Abstract
Objective: We aimed to evaluate histopathologic alterations in the lung,
heart, liver, and spleen of coronavirus disease 2019 (COVID-19)
decedents through postmortem core needle biopsies. Materials and
Methods: Patients who died of reverse transcription-polymerase chain
reaction-proven COVID-19 were included in this postmortem case series.
Postmortem percutaneous ultrasound-guided biopsies using 14- and
16-gauge needles were performed in the lungs, heart, liver, and spleen.

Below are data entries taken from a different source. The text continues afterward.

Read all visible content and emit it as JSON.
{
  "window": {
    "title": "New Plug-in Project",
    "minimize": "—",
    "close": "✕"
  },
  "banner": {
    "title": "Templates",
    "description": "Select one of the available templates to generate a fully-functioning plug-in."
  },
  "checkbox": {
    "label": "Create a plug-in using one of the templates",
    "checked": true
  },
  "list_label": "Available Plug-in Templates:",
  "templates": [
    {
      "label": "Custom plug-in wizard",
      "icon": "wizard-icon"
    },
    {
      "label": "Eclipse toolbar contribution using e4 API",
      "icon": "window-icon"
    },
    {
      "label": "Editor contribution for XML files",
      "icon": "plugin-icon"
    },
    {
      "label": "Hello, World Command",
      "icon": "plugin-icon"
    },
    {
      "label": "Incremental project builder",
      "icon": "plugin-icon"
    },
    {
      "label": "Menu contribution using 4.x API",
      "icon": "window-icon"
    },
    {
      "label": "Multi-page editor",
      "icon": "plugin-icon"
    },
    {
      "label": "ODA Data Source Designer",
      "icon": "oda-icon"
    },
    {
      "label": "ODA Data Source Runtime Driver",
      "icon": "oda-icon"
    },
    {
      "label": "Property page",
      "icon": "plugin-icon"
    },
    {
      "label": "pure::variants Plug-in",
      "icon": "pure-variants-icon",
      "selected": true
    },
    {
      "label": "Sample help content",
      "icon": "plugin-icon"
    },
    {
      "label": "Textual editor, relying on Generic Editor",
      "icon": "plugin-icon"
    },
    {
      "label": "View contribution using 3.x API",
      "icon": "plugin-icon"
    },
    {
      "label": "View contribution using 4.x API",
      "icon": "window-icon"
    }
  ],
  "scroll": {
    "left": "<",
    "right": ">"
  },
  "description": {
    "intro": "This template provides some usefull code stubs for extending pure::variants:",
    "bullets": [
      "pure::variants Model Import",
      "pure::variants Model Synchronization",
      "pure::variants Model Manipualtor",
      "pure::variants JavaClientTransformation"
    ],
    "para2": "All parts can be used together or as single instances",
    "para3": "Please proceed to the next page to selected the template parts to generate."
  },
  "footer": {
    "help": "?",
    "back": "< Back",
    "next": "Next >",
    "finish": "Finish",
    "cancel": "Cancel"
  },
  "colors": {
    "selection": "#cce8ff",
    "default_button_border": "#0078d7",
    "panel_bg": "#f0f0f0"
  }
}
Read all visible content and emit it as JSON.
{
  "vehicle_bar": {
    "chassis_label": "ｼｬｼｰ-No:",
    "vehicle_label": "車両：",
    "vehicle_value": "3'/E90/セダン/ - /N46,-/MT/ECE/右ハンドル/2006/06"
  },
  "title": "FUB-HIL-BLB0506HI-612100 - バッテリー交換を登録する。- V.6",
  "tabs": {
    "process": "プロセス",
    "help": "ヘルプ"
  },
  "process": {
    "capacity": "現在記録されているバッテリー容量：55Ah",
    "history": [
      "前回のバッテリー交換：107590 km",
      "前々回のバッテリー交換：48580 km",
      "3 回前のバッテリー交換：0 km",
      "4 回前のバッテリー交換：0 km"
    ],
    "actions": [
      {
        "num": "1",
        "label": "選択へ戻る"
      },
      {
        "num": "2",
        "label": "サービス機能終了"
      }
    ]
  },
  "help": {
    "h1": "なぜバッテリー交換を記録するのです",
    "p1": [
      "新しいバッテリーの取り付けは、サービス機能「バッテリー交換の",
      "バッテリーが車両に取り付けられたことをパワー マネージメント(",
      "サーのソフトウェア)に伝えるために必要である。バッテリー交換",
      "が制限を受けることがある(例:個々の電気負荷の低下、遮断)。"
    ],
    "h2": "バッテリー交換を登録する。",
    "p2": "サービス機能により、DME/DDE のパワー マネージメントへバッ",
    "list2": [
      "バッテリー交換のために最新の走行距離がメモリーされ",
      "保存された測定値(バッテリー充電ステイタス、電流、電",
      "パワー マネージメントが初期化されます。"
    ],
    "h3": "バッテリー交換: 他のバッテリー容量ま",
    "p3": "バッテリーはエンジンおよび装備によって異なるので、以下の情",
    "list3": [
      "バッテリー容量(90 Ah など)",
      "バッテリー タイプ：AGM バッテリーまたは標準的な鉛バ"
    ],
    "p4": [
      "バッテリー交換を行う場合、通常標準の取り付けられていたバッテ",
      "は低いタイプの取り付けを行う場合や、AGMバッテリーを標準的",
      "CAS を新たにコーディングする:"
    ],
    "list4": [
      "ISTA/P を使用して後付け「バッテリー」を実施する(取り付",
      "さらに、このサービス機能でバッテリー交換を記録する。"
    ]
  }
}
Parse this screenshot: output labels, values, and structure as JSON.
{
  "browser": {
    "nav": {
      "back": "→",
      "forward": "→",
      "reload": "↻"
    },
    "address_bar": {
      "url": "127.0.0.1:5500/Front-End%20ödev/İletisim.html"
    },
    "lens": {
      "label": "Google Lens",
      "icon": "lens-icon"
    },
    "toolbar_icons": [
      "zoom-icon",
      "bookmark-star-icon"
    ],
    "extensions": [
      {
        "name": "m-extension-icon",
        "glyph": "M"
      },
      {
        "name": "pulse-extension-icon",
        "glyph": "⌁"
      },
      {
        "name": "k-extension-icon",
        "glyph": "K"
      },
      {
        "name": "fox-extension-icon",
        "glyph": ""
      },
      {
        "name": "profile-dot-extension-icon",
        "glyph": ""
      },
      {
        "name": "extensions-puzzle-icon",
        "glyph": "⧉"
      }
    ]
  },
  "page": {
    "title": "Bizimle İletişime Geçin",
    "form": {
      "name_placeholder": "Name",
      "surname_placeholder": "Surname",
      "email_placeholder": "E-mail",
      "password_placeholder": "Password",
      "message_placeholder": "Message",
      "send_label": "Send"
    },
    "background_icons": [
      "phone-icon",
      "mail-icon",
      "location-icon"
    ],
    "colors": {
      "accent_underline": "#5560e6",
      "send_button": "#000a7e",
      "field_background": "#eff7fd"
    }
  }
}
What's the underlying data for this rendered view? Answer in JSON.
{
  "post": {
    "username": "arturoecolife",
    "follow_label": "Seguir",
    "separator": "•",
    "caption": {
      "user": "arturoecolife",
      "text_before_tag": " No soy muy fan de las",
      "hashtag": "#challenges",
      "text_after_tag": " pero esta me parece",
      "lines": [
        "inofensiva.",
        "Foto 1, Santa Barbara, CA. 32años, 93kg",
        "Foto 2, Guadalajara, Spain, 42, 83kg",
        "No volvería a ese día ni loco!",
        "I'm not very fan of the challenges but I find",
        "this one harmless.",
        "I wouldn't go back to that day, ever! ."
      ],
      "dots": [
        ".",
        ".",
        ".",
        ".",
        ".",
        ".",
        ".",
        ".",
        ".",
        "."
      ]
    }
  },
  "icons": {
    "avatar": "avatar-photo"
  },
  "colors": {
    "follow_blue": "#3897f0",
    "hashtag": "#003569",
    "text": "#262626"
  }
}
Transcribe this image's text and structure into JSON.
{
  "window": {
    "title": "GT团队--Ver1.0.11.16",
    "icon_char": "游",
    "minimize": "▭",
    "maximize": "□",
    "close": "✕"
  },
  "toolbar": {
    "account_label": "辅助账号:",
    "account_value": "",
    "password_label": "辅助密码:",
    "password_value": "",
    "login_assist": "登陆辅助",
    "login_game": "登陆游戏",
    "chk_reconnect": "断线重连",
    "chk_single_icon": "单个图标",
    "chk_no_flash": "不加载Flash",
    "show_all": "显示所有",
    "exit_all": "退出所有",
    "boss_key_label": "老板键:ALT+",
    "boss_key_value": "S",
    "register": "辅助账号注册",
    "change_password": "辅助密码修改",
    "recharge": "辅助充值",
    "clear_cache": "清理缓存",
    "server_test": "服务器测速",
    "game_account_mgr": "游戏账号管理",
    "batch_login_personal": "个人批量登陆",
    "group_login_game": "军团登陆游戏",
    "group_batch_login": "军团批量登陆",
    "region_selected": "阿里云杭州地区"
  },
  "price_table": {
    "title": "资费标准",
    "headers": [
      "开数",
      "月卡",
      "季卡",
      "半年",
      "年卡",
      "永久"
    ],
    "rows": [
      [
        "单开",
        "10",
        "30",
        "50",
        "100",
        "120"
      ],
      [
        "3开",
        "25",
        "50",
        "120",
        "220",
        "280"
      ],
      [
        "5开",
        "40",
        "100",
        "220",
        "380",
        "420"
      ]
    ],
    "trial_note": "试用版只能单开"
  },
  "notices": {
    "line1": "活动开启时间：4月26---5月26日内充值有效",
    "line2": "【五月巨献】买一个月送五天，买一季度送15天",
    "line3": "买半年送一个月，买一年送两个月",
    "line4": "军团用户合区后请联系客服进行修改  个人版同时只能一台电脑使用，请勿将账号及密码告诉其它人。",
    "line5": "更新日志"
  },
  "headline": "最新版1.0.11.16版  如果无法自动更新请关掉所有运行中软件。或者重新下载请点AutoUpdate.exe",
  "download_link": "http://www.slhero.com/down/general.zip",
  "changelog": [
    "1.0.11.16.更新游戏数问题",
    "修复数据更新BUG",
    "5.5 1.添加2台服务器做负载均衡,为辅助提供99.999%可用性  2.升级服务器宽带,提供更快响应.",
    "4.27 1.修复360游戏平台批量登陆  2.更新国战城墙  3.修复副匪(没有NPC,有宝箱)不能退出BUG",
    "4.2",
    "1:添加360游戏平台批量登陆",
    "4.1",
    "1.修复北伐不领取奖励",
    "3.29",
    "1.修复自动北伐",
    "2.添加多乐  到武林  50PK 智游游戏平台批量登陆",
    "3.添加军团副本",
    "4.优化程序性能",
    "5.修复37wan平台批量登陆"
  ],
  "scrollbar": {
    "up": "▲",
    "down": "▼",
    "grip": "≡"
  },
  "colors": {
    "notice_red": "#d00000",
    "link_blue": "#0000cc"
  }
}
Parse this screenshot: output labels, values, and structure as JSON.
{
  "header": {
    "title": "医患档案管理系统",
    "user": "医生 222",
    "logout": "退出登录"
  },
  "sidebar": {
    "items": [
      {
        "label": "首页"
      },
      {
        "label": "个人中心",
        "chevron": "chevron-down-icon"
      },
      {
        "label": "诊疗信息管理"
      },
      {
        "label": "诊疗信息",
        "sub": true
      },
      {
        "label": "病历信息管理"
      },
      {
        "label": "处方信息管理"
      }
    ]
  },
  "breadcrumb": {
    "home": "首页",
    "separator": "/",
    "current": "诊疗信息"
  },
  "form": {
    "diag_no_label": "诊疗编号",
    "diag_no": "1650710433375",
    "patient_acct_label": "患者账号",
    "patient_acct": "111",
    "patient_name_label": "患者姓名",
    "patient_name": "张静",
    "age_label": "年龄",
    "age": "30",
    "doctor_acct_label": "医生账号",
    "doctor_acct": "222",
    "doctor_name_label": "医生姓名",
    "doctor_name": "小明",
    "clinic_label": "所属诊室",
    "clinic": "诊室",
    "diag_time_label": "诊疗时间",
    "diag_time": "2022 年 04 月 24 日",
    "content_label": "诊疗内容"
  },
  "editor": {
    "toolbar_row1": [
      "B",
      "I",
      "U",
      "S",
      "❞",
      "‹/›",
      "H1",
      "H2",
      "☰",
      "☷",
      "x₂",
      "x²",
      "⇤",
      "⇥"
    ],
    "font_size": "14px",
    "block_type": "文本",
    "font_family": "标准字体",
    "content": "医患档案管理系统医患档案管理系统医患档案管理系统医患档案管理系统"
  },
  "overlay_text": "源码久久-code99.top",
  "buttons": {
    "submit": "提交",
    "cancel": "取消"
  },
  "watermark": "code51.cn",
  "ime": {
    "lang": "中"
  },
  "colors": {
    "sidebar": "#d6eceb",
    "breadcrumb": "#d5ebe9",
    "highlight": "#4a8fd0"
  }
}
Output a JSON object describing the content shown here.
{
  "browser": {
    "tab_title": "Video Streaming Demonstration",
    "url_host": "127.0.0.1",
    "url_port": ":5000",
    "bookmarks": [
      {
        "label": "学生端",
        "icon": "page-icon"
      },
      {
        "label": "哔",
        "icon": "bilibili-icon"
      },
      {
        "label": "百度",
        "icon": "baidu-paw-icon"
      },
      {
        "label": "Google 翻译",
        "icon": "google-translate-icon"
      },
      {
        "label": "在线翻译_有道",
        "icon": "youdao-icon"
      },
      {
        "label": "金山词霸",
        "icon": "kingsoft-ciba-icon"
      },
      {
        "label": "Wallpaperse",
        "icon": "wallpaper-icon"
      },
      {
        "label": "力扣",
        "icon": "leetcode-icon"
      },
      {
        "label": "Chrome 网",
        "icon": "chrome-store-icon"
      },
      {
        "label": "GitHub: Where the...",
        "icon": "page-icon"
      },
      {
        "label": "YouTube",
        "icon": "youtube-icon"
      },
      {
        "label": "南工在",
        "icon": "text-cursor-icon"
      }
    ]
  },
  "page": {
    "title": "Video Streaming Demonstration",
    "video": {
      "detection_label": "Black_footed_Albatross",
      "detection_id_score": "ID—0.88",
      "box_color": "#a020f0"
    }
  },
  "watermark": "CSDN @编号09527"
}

Biopsy samples were stained with hematoxylin-eosin and examined under a
light microscope. Clinicodemographic characteristics, chest computed
tomography (CT) images, and COVID-19-related treatments of the patients
were also collected. Results: Seven patients were included in this
study. Liver and heart tissue samples were available from all patients,
and lung and spleen tissues were available from five and three patients,
respectively. Chest CT images predominantly revealed bibasilar
ground-glass opacities. Lung biopsies showed diffuse alveolar damage in
all biopsy specimens. Heart findings were nonspecific and largely
compatible with the underlying disease. Patchy necrosis, steatosis, and
mononuclear cellular infiltration were the main findings in the liver
biopsies. Splenic histopathological examination showed that splenic
necrosis and neutrophil infiltration were the common findings in all
patients. Conclusion: Tissue acquisition was complete for the heart and
liver and acceptable for lungs. The amount of tissue was sufficient for
a proper histopathologic examination. The histopathological findings
were generally in accordance with previous autopsy studies. The lung
radiological findings were also correlated with the histopathologic
findings. We consider that a postmortem biopsy is a feasible alternative
for histopathological examinations in COVID-19 decedents.